“AB ile Yapılan Antlaşma Çocuk Gelinleri ve Kumaları Artıracak”

Çukurova Üniversitesi KADAUM-Kadın Araştırmaları ve Uygulama Merkezi, 2 Mart 2016 tarihinde Adana kadın milletvekilleri, mülki ve yerel idare, kent konseyleri, üniversite ve STÖ temsilcilerinden 40 kadar katılımcının yer aldığı “Suriyeli Sığınmacı Kadın ve Çocukların Sorunları ve Çözüm Önerileri Çalıştayı” düzenledi.

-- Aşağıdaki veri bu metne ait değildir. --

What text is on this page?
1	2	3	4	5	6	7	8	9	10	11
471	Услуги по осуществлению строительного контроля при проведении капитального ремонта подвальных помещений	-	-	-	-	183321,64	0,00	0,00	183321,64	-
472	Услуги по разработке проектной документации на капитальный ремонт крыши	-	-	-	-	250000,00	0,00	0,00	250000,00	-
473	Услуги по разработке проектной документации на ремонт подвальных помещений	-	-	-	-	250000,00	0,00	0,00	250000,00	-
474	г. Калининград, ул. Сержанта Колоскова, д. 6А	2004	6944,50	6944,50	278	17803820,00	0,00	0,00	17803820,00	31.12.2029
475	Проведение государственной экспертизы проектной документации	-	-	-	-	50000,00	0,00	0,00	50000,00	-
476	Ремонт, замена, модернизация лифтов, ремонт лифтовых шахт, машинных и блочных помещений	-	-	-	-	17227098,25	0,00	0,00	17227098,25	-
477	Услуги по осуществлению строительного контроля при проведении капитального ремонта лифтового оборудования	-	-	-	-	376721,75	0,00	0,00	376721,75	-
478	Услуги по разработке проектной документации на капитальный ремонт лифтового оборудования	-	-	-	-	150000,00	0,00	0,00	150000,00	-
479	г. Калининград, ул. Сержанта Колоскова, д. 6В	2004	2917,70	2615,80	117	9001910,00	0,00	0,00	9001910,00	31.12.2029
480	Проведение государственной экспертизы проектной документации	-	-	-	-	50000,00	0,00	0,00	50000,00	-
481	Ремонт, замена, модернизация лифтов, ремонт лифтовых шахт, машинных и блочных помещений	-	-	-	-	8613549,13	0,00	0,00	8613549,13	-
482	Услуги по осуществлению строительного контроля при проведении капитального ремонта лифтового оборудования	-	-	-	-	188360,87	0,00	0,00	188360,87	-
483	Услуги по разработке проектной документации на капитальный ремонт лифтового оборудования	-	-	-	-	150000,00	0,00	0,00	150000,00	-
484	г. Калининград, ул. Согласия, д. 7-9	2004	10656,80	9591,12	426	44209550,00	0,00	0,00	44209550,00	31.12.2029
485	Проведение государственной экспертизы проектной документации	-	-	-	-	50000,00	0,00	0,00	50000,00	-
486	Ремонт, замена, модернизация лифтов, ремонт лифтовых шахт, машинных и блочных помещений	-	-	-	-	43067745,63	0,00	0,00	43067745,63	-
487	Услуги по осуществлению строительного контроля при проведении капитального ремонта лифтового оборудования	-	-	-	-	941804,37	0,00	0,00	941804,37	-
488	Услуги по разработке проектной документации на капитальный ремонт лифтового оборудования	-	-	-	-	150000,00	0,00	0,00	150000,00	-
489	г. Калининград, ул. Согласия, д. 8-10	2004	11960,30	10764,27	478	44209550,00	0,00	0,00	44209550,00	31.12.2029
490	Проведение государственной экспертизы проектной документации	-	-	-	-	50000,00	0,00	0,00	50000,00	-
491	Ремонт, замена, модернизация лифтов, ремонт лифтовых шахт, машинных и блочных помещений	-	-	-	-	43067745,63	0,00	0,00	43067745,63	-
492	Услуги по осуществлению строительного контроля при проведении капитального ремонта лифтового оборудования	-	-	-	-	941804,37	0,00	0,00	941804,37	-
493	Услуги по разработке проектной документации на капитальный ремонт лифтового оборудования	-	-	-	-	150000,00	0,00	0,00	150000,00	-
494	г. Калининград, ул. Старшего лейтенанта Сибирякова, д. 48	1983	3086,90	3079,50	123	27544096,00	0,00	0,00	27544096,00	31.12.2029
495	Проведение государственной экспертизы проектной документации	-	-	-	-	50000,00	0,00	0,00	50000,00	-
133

Moderatörlüğünü Prof. Dr. Adnan Gümüş’ün yaptığı çalıştayda;

Suriyeli Sığınmacı Kadın ve Çocukların Geçiş Sürecinde, Ülkeye Kayıt Kabul, İlk Yerleşme Sürecinde Yaşadıkları Güçlükler ve Yasal Statüleri

Evlilik ve Nikâh Kaydı, Hamilelik, Aile Planlaması, Doğum ve Doğum Kayıt, Aşı, Sağlık Sorunları

Çocuk Gelinler, Çocuk Damatlar

Çocukların Eğitim ile İlgili Yasal Hakları ve Eğitim Sorunları

Sığınmacı Çocuk İşçiliği

Suriyeli Sığınmacı Kadınların Dil Güçlükleri ve Yaygın Eğitim Sorunları

Suriyeli Sığınmacı Kadınların Çalışma Sorunları, Marjinal İşler

Barınma, Yardımlar ve Geçim-Beslenme Şartları

Suriyeli Sığınmacı Kadın ve Çocukların Günlük Yaşama Katılma ve Sosyal Uyum Sürecinde Yaşadıkları Güçlükler

ve çözüm önerileri ele alındı.

 

Çocukların Ancak %25’i Okula Kayıtlı

Adana’da yaklaşık 200 bin sığınmacı olduğu tahmin edilmektedir. Seyhan Belediyesinin yürüttüğü projeye göre 5-17 yaş grubu nüfus % 32-35 civarındadır. UNİCEF’in tahminleri de bu yöndedir. O halde Adana’da okul çağında yaklaşık 70 bin çocuk olduğu öngörülebilir. İl Milli Eğitim Müdürlüğünün çabalarına rağmen ancak 20 bin kadarı okullara kayıtlı bulunmaktadır. Sığınmacı çocukların kayıp bir kuşağa dönüşmemesi için sığınmacı çocukların tam okullaşması bir an önce sağlanmalıdır.

 

Evlendirilmiş Çocuklar %16’yı, Çocuk Hamileler %6’yı Geçiyor:

Kalkınma Ajansı Desteği ile yürütülen Seyhan Belediyesi’nin yaptığı araştırmalara göre 12-17 yaş grubunda evlendirilmiş çocuklar %16’yı bulmaktadır(1). 12-17 yaş grubundaki toplam kadın nüfusun %6,41’i hamile bulunmaktadır (bu yaş grubunda evli olanların %40’ı hamiledir).

 

Çocuk İşçiliği %13’ü Geçiyor:

Adana’daki araştırmalara göre 12-17 yaş grubunda erkek çocuk işçiliği %20’leri geçmektedir. Hemen her tamirci veya berber yanında, lastikçi vb.de Suriyeli çocuk işçilerle karşılaşılmaktadır(2).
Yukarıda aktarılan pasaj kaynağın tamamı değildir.